Condensed Divisi Stem Directions

I’ve got 3 trombones playing chords. They are divided onto separate staves. I’ve got condensing on. When I go into engrave mode to view the condensed score, the first few bars all have the same stem direction but then one of the trombones has the stem down and the other 2 have the stem up until the end of the score. Why? I’ve checked that all staves are only using upstem voice 1 so why the sudden change in one of the stem directions? See attachment for a screen grab.

This is undiagnosable from this screenshot. Dorico condenses in phrases; typically a phrase starts and finishes at a rest. Dorico can only use one condensing approach per phrase. Please show us the uncondensed music up to and including the next rest.

I put a few rests here and there and that appeared to force the stems into the same direction, but not yet for the whole section - it seems arbitrary. But this makes the condensing divisi feature totally useless. Does this imply that I have to compose in a certain rhythmic way to force the stems? Unless I’m doing something totally wrong.

No. You can insert an empty Condensing Change (e.g. insert a Condensing Change but don’t flick any switches), and that will tell Dorico to artificially start a new phrase at that point.

If you can share the whole chunk of music that’s problematic, we can give more targeted advice - it may be that there are specific discrepancies relating to slurs/articulation marks/dynamics etc. that are tripping you up.

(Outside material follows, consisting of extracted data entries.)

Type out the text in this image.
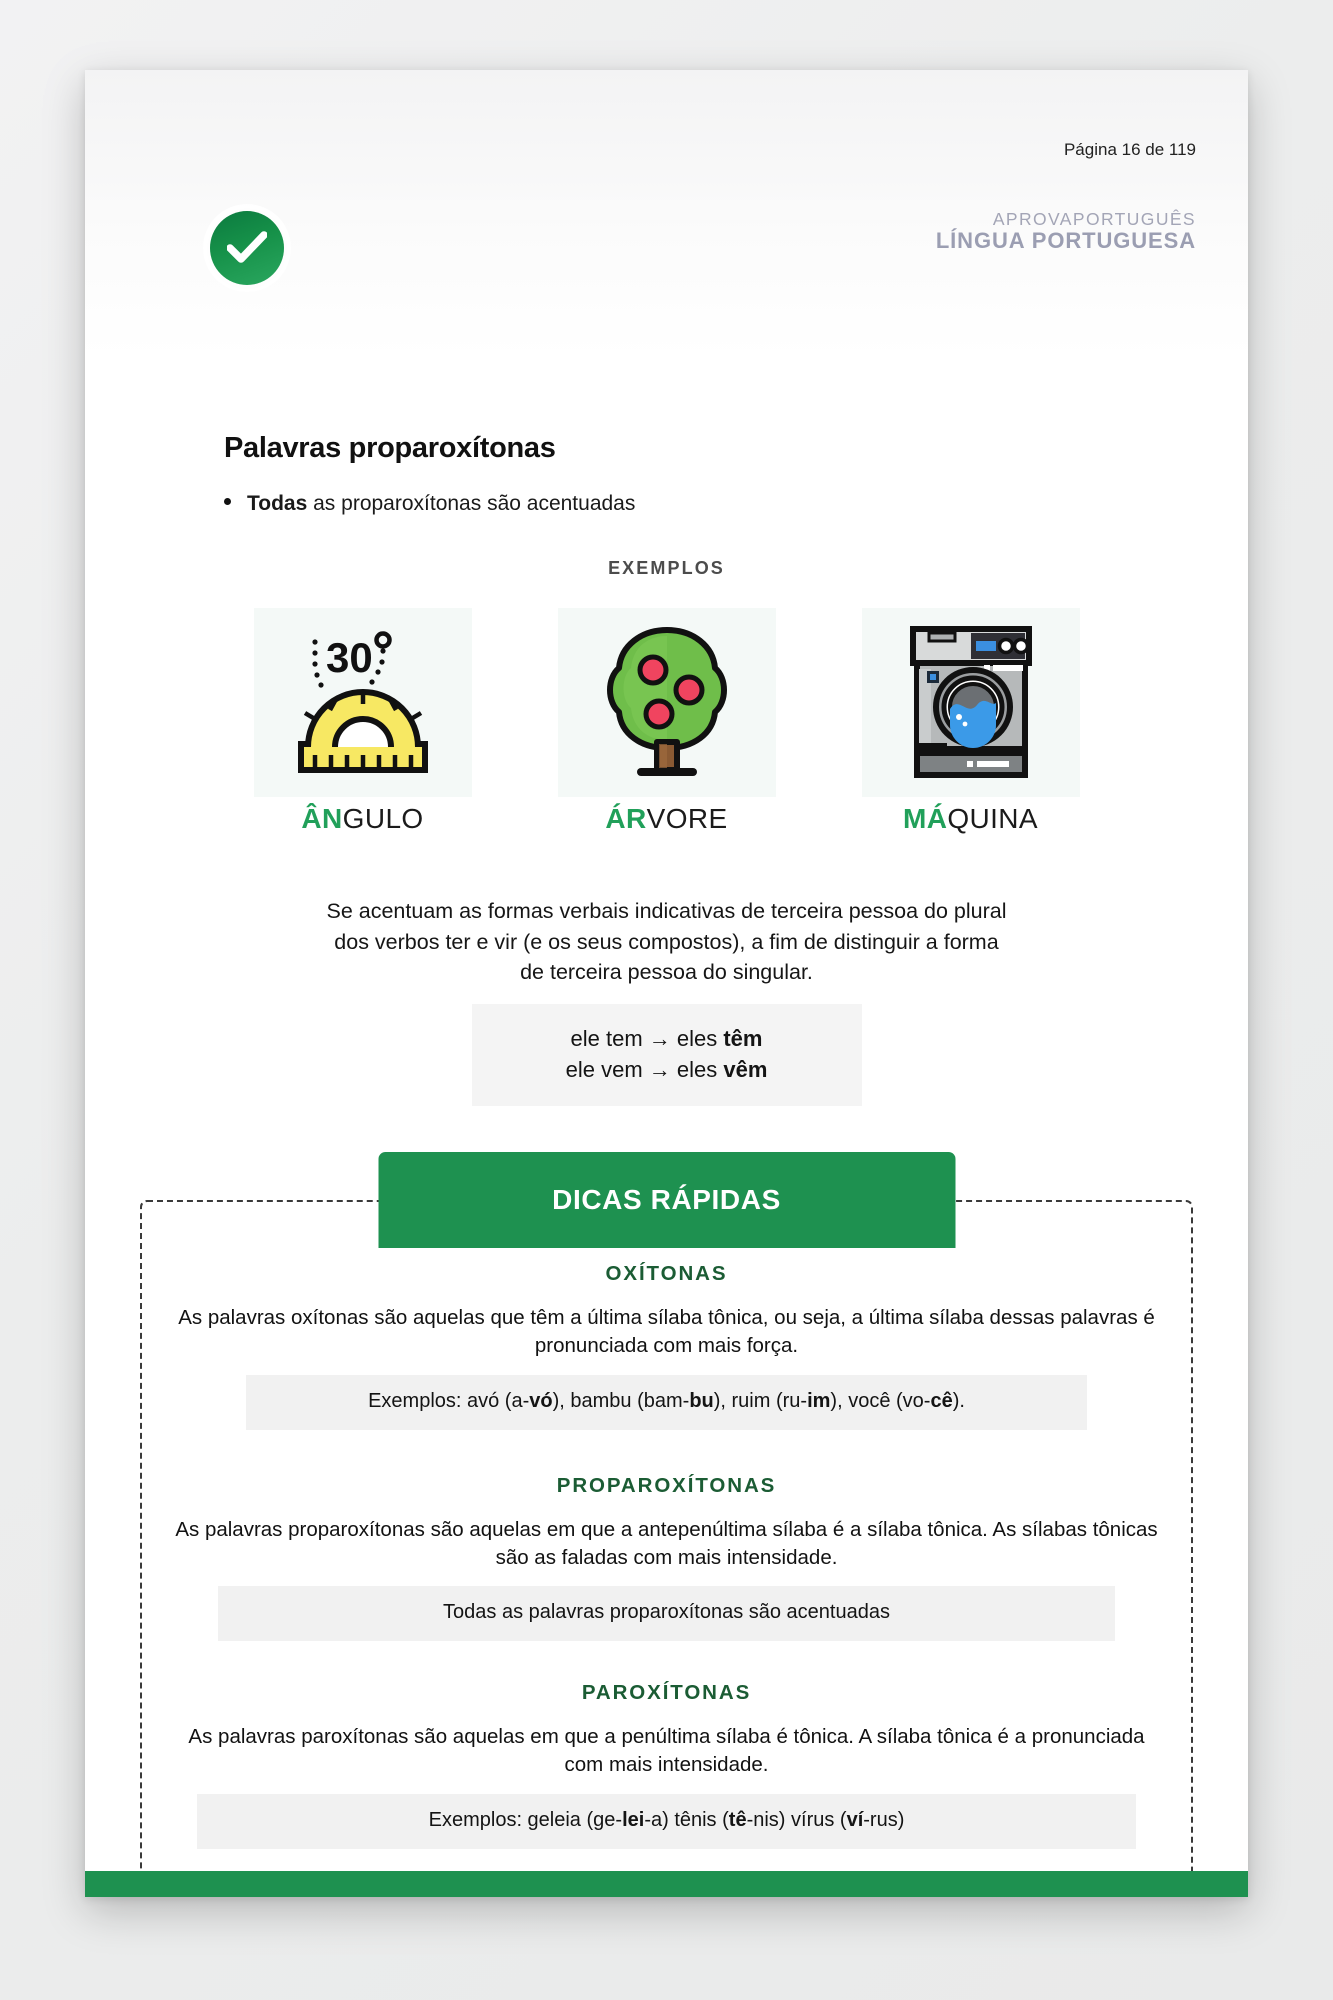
APROVAPORTUGUÊS
LÍNGUA PORTUGUESA
Palavras proparoxítonas
Todas as proparoxítonas são acentuadas
EXEMPLOS
30
ÂNGULO	ÁRVORE	MÁQUINA
Se acentuam as formas verbais indicativas de terceira pessoa do plural dos verbos ter e vir (e os seus compostos), a fim de distinguir a forma de terceira pessoa do singular.
ele tem → eles têm
ele vem → eles vêm
DICAS RÁPIDAS
OXÍTONAS
As palavras oxítonas são aquelas que têm a última sílaba tônica, ou seja, a última sílaba dessas palavras é pronunciada com mais força.
Exemplos: avó (a-vó), bambu (bam-bu), ruim (ru-im), você (vo-cê).
PROPAROXÍTONAS
As palavras proparoxítonas são aquelas em que a antepenúltima sílaba é a sílaba tônica. As sílabas tônicas são as faladas com mais intensidade.
Todas as palavras proparoxítonas são acentuadas
PAROXÍTONAS
As palavras paroxítonas são aquelas em que a penúltima sílaba é tônica. A sílaba tônica é a pronunciada com mais intensidade.
Exemplos: geleia (ge-lei-a) tênis (tê-nis) vírus (ví-rus)
Página 16 de 119
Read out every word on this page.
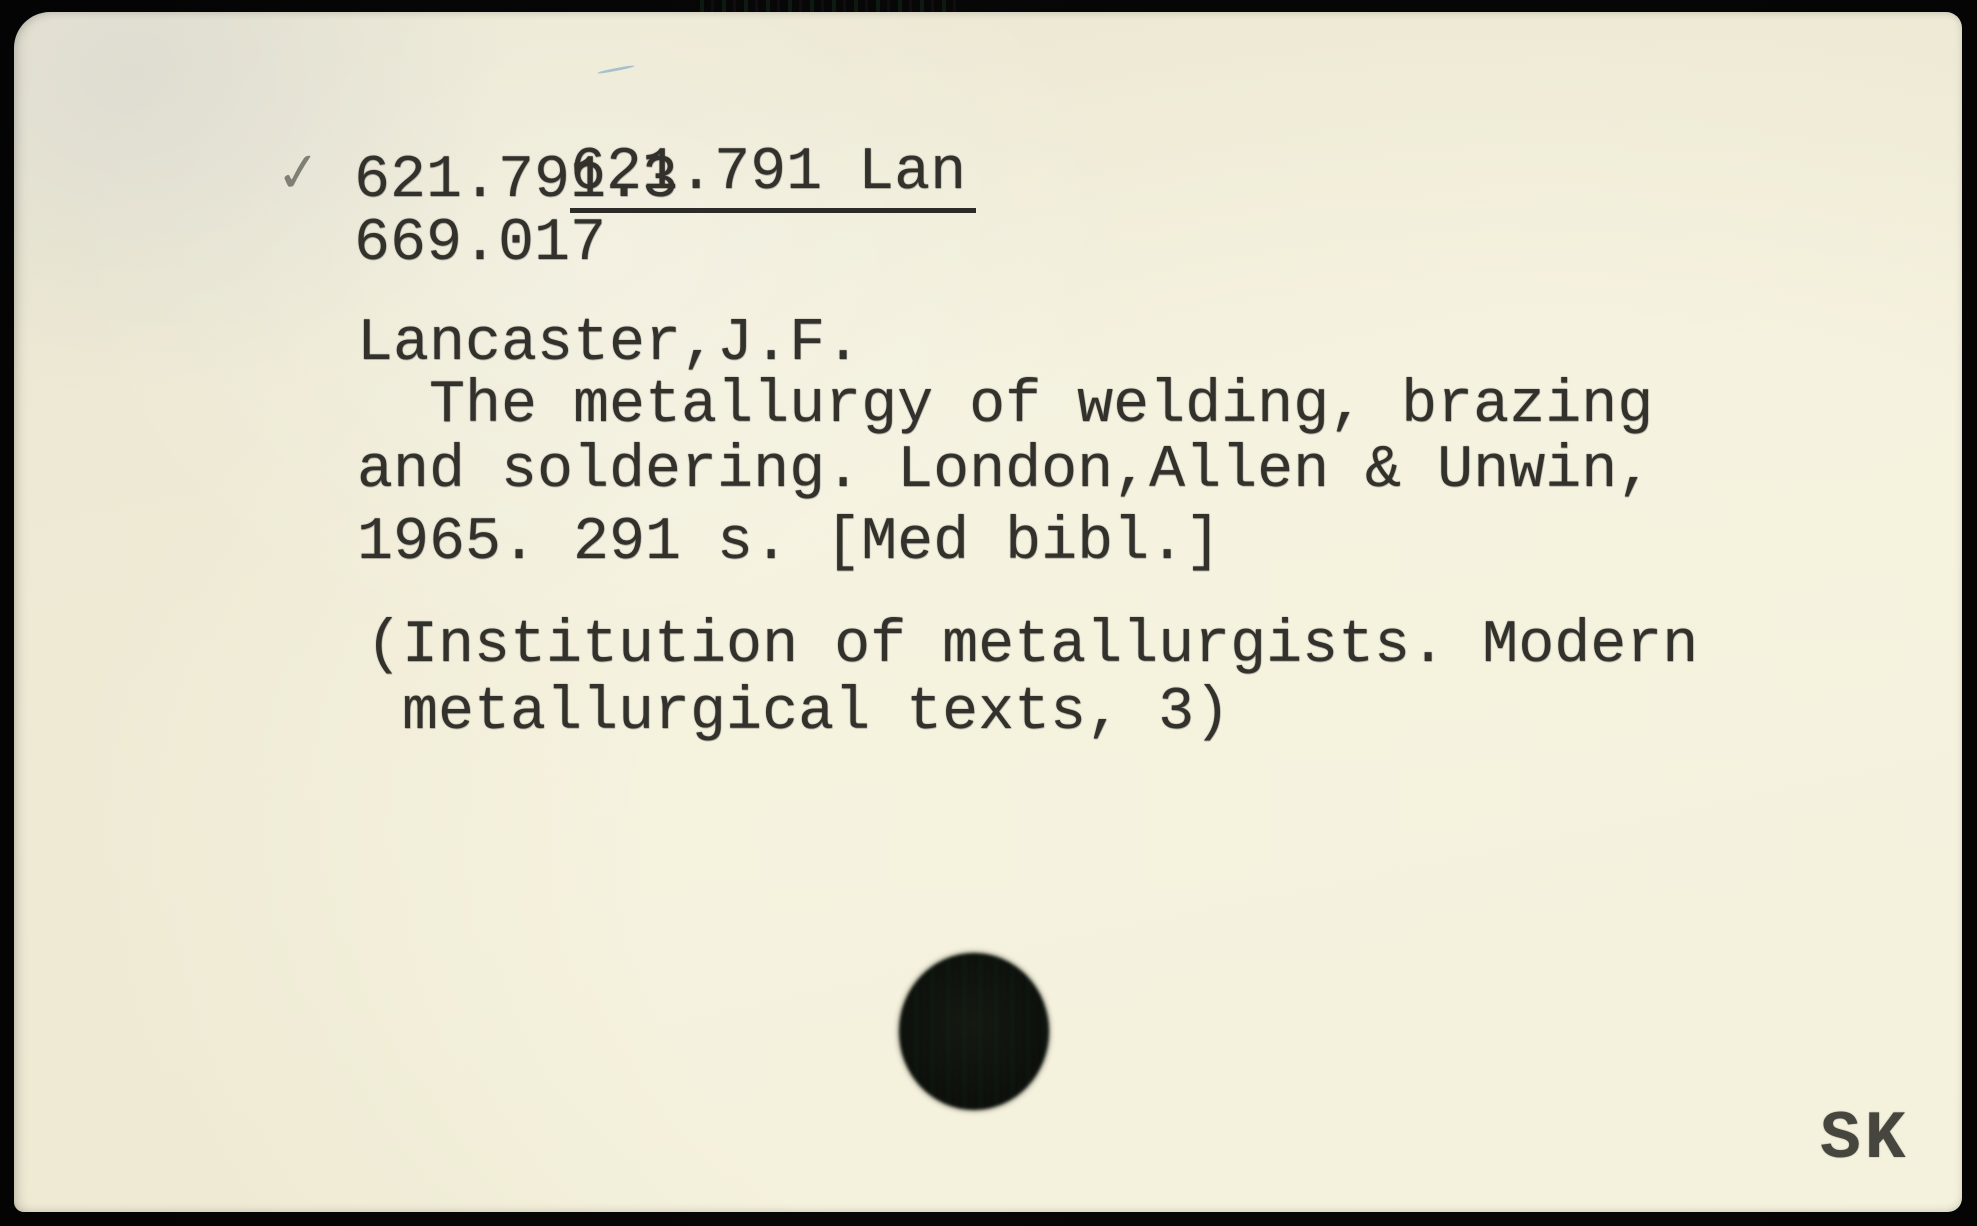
✓	621.791 Lan

621.791.3
669.017
Lancaster,J.F.
The metallurgy of welding, brazing
and soldering. London,Allen & Unwin,
1965. 291 s. [Med bibl.]
(Institution of metallurgists. Modern
metallurgical texts, 3)
SK
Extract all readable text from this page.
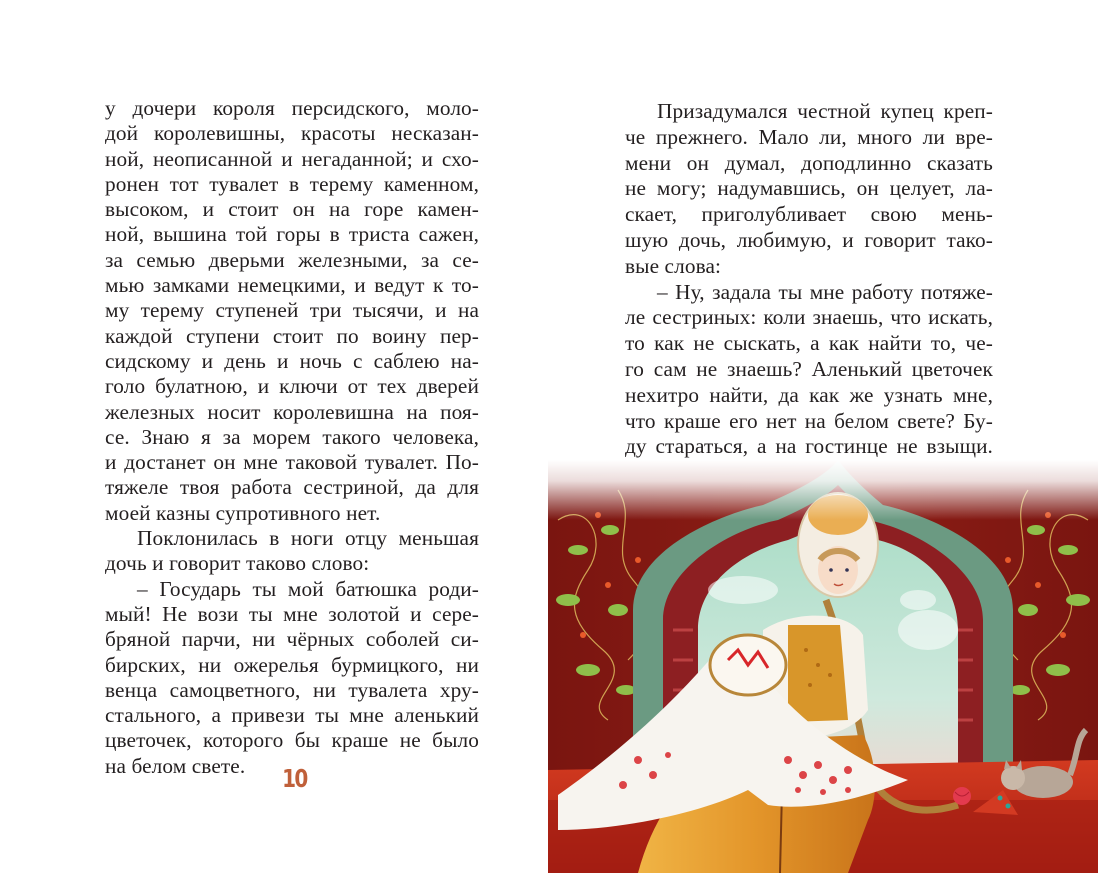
у дочери короля персидского, моло-
дой королевишны, красоты несказан-
ной, неописанной и негаданной; и схо-
ронен тот тувалет в терему каменном,
высоком, и стоит он на горе камен-
ной, вышина той горы в триста сажен,
за семью дверьми железными, за се-
мью замками немецкими, и ведут к то-
му терему ступеней три тысячи, и на
каждой ступени стоит по воину пер-
сидскому и день и ночь с саблею на-
голо булатною, и ключи от тех дверей
железных носит королевишна на поя-
се. Знаю я за морем такого человека,
и достанет он мне таковой тувалет. По-
тяжеле твоя работа сестриной, да для
моей казны супротивного нет.
Поклонилась в ноги отцу меньшая
дочь и говорит таково слово:
– Государь ты мой батюшка роди-
мый! Не вози ты мне золотой и сере-
бряной парчи, ни чёрных соболей си-
бирских, ни ожерелья бурмицкого, ни
венца самоцветного, ни тувалета хру-
стального, а привези ты мне аленький
цветочек, которого бы краше не было
на белом свете.	10
Призадумался честной купец креп-
че прежнего. Мало ли, много ли вре-
мени он думал, доподлинно сказать
не могу; надумавшись, он целует, ла-
скает, приголубливает свою мень-
шую дочь, любимую, и говорит тако-
вые слова:
– Ну, задала ты мне работу потяже-
ле сестриных: коли знаешь, что искать,
то как не сыскать, а как найти то, че-
го сам не знаешь? Аленький цветочек
нехитро найти, да как же узнать мне,
что краше его нет на белом свете? Бу-
ду стараться, а на гостинце не взыщи.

Thanks pianoleo. I didn’t know about condensing changes. I managed to solve my problem. I eventually found that I had to put a single condensing change half way through the phrase but I had to force the condensing approach to be manual at this point. I discovered this by placing a bunch of empty condensing changes from the end of the score until such time that they failed. This allowed me to pinpoint the troublesome spot, make the forced manual change and then delete all the subsequent empty changes, ending up with only the single change.